Sous les lunettes de Zerbinette

Plonger

Une lecture qui donne sans conteste l’ivresse des profondeurs, à bien des niveaux.

Sombre coup de cœur pour ce grand prix du roman de l’académie française et prix Renaudot des lycéens, que j’ai achevé en apnée, comme on plonge en soi même.

Tour à tour oppressant et lumineux, enivrant et venimeux, le récit s’ouvre à rebours sur un drame. Le narrateur, César, raconte à son jeune fils Hector la genèse de sa naissance. Débute alors un étrange récit au travers duquel César ranime par le souvenir le spectre obsessionnel de celle qu’il a tant aimée. Elle s’appelait Paz et portait bien mal son prénom. Photographe sauvage et tourmentée, parfaite incarnation de l’artiste maudite et autodestructrice, elle l’entraîne peu à peu dans une relation incandescente et donc fugace.

César se consume, Paz se lasse et se détourne. Un enfant nait qui ne suffit plus à sceller l’union. Enquêtant sur la disparition subite de sa femme, César apprend à ses dépends que le sublime fraie trop souvent avec l’insoutenable.
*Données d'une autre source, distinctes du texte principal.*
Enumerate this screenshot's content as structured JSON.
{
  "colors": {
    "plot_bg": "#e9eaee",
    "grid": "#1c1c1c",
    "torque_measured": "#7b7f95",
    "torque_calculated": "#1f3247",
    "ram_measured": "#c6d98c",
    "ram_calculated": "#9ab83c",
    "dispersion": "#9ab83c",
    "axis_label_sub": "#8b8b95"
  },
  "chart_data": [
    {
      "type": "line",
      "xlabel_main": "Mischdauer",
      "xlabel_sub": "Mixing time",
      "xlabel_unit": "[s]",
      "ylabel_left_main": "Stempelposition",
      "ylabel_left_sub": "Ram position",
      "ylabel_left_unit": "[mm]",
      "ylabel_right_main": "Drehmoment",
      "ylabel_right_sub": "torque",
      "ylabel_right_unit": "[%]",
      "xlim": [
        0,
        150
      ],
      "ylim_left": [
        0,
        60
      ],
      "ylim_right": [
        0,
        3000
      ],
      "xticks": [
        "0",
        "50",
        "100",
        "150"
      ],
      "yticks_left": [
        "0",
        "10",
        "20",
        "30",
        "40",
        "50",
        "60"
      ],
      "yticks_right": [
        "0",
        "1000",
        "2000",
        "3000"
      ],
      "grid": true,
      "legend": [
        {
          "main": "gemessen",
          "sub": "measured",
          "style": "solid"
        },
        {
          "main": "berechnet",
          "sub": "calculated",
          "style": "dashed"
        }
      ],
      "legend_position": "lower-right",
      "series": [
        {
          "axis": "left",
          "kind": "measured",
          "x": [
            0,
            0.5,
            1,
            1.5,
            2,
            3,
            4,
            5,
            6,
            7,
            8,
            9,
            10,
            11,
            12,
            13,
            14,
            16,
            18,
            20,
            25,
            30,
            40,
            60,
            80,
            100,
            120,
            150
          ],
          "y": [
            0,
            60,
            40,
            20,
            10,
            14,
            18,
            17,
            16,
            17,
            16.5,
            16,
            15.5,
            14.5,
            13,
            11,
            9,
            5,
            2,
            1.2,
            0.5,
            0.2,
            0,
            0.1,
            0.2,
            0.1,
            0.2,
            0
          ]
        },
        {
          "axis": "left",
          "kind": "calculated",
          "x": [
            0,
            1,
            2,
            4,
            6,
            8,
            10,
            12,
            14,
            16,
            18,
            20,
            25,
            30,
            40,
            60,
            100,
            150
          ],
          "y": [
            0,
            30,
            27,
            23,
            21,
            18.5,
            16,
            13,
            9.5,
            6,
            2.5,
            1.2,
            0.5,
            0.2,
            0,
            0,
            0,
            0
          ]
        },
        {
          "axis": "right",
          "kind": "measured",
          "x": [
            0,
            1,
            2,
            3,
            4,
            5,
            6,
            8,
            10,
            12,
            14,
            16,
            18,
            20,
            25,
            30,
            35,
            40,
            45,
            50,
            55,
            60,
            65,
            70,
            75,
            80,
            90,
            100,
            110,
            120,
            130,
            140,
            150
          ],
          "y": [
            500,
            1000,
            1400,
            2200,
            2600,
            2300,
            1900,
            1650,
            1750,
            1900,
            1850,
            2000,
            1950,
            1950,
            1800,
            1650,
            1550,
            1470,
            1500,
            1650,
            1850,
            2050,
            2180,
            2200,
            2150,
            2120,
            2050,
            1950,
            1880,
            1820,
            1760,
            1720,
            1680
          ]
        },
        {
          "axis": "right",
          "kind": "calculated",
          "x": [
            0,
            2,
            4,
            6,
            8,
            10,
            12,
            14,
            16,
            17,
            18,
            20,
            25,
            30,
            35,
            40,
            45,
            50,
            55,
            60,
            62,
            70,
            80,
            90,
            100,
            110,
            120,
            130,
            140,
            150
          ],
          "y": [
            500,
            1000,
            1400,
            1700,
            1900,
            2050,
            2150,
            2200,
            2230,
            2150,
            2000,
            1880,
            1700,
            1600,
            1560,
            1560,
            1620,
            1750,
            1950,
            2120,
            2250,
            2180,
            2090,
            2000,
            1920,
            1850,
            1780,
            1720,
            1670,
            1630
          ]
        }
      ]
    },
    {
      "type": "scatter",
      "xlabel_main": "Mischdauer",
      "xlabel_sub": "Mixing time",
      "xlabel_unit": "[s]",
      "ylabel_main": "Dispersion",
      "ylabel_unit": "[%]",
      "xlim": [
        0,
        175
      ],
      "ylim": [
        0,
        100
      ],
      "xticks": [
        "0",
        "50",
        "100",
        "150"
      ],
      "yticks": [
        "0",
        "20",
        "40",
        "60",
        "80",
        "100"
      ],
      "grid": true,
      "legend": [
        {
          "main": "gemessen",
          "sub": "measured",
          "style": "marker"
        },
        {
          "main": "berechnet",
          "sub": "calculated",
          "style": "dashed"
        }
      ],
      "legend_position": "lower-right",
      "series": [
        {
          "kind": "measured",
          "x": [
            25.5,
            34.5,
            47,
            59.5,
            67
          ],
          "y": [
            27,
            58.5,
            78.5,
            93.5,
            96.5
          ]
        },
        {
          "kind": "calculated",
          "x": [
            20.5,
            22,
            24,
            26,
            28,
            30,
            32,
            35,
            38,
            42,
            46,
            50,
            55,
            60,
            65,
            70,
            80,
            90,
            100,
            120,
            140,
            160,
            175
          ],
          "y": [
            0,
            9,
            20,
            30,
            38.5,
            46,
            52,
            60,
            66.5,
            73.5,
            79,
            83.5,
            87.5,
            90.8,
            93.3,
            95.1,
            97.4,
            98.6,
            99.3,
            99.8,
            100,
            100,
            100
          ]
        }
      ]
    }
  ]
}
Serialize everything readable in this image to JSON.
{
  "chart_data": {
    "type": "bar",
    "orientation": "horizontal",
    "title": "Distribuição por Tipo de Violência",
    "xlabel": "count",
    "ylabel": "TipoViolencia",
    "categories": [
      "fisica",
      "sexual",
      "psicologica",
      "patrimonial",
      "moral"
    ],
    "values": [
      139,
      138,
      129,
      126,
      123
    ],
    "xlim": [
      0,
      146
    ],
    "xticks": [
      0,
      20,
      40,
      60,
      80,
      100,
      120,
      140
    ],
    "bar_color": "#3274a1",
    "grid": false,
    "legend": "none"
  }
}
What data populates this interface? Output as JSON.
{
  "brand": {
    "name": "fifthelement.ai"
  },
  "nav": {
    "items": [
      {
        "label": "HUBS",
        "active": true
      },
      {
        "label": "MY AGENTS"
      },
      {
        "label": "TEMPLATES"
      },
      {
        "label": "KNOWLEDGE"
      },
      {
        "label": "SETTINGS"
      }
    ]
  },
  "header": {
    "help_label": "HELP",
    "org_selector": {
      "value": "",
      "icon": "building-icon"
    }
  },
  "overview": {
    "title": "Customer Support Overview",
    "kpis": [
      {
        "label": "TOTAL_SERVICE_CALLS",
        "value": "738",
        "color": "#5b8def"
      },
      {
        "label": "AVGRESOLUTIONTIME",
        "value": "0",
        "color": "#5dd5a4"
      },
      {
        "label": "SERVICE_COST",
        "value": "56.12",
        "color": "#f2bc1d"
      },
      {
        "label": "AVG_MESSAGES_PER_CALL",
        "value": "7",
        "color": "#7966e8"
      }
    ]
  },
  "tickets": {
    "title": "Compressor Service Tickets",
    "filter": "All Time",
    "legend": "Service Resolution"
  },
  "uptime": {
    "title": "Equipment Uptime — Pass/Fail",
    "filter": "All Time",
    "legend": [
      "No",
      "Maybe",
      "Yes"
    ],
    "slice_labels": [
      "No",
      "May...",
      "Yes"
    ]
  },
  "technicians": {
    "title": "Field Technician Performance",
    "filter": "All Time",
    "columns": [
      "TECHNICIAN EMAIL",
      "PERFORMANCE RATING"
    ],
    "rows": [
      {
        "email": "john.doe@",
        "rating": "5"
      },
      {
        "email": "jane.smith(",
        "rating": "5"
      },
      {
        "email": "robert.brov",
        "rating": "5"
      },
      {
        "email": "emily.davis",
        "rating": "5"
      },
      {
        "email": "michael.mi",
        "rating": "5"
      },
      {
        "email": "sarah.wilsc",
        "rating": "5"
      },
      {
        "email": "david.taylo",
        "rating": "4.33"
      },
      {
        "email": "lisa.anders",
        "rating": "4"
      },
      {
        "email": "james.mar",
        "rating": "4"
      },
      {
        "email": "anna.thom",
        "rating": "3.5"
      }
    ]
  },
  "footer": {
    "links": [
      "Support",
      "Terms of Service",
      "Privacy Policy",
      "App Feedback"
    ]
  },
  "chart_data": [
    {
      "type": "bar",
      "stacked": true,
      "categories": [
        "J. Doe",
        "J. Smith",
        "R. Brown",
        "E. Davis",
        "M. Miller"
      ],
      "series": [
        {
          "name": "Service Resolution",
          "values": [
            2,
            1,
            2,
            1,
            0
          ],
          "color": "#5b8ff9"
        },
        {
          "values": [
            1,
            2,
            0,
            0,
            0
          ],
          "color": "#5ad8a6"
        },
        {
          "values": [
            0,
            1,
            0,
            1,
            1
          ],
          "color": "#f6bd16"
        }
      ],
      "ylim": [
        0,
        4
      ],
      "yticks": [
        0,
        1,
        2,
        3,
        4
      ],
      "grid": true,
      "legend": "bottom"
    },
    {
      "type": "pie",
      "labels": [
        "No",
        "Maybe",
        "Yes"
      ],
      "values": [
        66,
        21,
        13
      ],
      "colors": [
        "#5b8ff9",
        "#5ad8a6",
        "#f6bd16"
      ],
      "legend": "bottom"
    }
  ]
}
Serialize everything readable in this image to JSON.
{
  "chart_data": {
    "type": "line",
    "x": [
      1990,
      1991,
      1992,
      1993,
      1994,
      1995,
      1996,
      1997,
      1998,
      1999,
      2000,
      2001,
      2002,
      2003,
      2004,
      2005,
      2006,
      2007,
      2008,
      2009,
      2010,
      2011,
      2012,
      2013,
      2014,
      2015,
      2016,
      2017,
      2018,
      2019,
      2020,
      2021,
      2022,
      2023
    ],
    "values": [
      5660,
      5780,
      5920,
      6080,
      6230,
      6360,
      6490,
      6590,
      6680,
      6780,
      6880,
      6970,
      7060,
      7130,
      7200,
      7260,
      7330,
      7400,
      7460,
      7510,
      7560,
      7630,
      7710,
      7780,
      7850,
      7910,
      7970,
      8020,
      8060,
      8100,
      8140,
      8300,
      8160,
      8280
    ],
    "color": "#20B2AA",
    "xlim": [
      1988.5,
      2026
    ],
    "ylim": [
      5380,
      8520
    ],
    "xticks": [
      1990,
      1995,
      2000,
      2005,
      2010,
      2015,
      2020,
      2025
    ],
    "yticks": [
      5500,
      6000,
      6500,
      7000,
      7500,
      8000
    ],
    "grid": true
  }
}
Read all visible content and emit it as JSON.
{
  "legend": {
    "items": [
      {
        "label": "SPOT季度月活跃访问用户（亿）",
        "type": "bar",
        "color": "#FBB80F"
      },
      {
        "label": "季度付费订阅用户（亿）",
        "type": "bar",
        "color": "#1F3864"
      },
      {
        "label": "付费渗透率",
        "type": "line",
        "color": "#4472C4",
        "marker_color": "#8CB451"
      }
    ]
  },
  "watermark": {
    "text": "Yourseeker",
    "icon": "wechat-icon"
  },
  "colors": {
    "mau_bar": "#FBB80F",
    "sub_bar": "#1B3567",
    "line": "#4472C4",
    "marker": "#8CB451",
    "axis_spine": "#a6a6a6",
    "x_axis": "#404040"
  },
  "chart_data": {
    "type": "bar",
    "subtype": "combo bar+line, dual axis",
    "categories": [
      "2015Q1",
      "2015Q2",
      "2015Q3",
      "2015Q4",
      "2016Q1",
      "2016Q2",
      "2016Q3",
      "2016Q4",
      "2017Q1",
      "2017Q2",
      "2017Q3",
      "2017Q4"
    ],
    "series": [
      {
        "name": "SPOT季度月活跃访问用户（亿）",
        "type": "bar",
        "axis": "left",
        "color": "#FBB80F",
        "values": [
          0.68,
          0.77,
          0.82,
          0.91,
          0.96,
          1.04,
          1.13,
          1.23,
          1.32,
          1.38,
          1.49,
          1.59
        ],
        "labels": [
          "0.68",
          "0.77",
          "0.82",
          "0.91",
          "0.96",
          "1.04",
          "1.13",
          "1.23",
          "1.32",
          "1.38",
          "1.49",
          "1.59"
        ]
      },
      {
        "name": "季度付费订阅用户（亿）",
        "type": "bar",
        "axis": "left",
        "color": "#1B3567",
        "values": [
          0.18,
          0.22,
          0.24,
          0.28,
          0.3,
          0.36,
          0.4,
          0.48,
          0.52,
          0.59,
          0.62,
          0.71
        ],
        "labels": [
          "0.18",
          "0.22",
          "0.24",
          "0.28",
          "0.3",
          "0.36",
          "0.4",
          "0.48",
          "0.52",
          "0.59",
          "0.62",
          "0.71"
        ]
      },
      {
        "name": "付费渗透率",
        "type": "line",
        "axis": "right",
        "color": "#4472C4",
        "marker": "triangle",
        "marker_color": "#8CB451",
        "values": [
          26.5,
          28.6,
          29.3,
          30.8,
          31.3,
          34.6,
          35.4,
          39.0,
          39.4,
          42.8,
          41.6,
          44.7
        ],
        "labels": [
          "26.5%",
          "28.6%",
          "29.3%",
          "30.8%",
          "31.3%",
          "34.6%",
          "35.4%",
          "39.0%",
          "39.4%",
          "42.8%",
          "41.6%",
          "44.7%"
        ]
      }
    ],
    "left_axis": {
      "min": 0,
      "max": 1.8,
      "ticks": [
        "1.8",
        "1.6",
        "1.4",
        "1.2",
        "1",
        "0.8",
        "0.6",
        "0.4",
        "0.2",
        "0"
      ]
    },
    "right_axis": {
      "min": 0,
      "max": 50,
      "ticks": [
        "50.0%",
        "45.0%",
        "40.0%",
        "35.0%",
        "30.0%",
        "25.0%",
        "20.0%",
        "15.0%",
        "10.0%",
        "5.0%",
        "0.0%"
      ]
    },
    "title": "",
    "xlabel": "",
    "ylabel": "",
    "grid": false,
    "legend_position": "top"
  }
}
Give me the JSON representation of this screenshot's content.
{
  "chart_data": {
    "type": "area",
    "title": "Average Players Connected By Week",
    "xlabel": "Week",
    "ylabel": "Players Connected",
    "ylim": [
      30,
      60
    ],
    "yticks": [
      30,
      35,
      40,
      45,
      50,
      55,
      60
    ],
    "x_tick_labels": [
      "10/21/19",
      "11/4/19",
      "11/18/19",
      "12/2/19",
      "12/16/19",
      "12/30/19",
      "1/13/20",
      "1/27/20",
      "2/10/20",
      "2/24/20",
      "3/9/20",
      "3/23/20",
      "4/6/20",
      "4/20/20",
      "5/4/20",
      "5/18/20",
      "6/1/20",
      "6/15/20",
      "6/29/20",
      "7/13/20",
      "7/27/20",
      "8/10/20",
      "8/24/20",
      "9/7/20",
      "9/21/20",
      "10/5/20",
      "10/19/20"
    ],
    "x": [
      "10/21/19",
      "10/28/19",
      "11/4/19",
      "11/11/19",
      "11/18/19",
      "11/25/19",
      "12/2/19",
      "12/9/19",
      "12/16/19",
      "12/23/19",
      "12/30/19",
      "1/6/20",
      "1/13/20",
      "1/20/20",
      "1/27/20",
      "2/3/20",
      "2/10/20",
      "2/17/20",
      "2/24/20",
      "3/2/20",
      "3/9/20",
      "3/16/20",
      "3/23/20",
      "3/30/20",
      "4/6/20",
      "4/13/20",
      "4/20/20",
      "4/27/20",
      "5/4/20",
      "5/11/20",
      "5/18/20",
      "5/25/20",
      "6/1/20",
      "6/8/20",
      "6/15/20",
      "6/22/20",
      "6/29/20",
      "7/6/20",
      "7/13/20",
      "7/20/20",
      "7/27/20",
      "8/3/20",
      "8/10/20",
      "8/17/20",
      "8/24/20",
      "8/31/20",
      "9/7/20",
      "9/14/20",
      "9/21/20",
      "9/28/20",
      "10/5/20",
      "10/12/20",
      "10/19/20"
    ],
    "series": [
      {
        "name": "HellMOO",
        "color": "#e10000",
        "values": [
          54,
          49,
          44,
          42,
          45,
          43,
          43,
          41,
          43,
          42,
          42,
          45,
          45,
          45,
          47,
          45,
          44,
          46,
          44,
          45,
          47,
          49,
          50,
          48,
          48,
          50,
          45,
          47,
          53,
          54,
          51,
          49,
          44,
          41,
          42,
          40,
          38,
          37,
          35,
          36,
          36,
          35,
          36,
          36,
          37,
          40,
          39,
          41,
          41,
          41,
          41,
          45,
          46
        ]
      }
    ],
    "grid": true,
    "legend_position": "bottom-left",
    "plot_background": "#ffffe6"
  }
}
Plonger n’est pas une histoire d’amour, mais plutôt une cruelle mise en parallèle de deux amoureux dont les objets diffèrent. L’histoire tragique de deux êtres puissamment touchés par l’amour du Beau, qui le cherchent en des lieux opposés. Et une réflexion connexe sur les véritables enjeux de la Création artistique, au delà des bouffonneries mondaines. Enfin, que les amoureux du détendeur se rassurent, le titre n’est pas un simple appât. Ils ne seront pas en reste, loin s’en faut.

Plonger de Christophe Ono-Dit-Biot 444 p., éditions Gallimard.